Le charisme

MÉDIAS ET POLITIQUE : ANALYSE D’UNE « OPINION DE LA RUE »

En période d’élection, la question de l’influence des médias sur les électeurs est toujours présente, bien que sans incarnation tangible qui démontrerait l’exercice explicite de cette influence. Car les médias ne font toujours que dresser la même façade de « l’objectivité », et sans doute l’électeur se considère-t-il lui-même parfaitement « libre » quant à ses opinions. En fait, la question est en elle-même diffuse, car s’il est vrai que les réseaux ne sont l’instrument d’aucun parti, en revanche leur appui à certaines orientations politiques est souvent manifeste. Ces allégeances à des mouvements politiques déterminés, dans les médias supposément « objectifs » ou « indépendants », a sans doute un effet sur « l’opinion publique ». Mais ce n’est pas ce type d’influence que nous voulons observer ici, d’abord parce qu’il paraît vain de vouloir trouver de nos jours une réelle transplantation de l’idéologie dans l’appareil des mass médias. Bien d’autres critères que des idées claires de droite ou de gauche entrent en jeu dans les formules de représentation médiatique qui font ou défont l’image d’un parti ou d’un politicien. L’influence médiatique en faveur d’une position politique donnée est précisément instable, ses racines dans telle ou telle idéologie sont mouvantes. Si un jour les médias américains peuvent faire corps pour soutenir la politique de Bush, la guerre ou le rejet de Kyoto, le lendemain ce sera pour Obama, la paix et l’énergie verte 1 . Si au Canada les médias ont largement adhéré à la montée au pouvoir de Stephen Harper et des Conservateurs, ils feront à un autre moment la même chose pour Michael Ignatieff et les Libéraux. Bref, ce n’est pas (ou n’est plus entièrement) un lien direct à l’idéologie qui structure la représentation médiatique, qui « colore » l’information politique. C’est davantage une suite de scénarios générés par les médias eux-mêmes, et les histoires qu’on y représente sont celles qui peuvent nourrir un spectacle dans une sorte de bulle au-dessus de la réalité, où s’agencent toutes les choses « dans l’air du temps », la mode, les valeurs, les intrigues à suivre tant dans les élections, la publicité et les téléséries.
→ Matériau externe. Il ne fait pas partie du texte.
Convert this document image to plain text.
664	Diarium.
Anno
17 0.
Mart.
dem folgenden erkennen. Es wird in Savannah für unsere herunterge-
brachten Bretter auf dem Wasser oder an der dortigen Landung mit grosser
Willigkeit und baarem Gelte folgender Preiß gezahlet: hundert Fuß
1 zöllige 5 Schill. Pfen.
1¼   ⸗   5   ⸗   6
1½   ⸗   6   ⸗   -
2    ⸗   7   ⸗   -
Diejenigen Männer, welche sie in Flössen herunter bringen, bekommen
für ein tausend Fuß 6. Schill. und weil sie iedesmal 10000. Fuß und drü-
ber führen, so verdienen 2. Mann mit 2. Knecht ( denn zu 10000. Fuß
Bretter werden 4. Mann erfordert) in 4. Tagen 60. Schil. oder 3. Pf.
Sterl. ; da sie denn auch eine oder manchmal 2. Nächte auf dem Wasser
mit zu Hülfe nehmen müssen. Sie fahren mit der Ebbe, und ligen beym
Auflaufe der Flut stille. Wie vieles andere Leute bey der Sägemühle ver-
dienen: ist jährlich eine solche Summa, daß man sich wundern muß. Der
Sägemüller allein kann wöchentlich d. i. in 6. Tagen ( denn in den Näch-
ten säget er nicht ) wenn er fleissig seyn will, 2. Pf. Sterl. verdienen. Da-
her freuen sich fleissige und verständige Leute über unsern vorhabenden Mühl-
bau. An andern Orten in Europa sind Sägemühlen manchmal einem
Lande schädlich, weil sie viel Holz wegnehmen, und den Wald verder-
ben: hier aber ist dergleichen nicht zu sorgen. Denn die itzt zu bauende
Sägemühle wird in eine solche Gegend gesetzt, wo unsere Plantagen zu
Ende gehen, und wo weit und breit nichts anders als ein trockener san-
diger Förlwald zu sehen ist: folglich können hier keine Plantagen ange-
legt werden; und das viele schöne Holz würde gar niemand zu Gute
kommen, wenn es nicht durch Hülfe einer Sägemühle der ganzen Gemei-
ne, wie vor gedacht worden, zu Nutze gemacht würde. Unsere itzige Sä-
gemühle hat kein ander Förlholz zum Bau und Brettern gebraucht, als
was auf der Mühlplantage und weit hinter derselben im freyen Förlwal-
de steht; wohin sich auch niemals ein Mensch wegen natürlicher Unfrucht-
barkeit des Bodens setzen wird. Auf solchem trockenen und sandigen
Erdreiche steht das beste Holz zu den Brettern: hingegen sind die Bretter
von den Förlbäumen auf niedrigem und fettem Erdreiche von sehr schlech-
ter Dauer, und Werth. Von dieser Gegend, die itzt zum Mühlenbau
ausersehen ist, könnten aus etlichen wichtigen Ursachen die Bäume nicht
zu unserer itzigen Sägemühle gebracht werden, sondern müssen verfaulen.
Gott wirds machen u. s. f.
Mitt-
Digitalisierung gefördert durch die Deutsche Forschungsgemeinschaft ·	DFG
D’ailleurs, comment la couverture médiatique d’une campagne électorale soutiendrait-elle des « idées », alors qu’elle n’en diffuse pas? Il n’est pas dit qu’à l’intérieur des médias et à leur tête, des penchants idéologiques ne jouent pas un rôle dans le choix des images pouvant aider ou défavoriser un parti. Mais les médias se servent de bien d’autres matériaux que les idées politiques pour construire le récit d’une campagne : intrigues, bourdes, controverses, analyses stratégiques, fluctuation des sondages… Par exemple, lors des débats télévisés des chefs de partis, on voit que les hommes et femmes politiques eux-mêmes peuvent exprimer des idées, mais les médias ne savent qu’en faire, ils reviennent immédiatement aux éléments nourrissant leurs scénarios circulaires, où les images ne parlent que des images. Des « experts » accordent un pointage sur 10 pour la « performance » de chaque chef (on peut être très « performant » en exprimant n’importe quelle idée), on analyse les postures et tons de voix, les « choix stratégiques » (tel chef devait parler ou non de telle chose, selon les pronostics des sondages auprès d’un groupe donné d’électeurs), et surtout on s’applique à décrire les échanges plus intenses, à chercher les « coups portés », dans un langage où l’on pourrait tout aussi bien remplacer les chroniqueurs politiques par des commentateurs de combat extrême.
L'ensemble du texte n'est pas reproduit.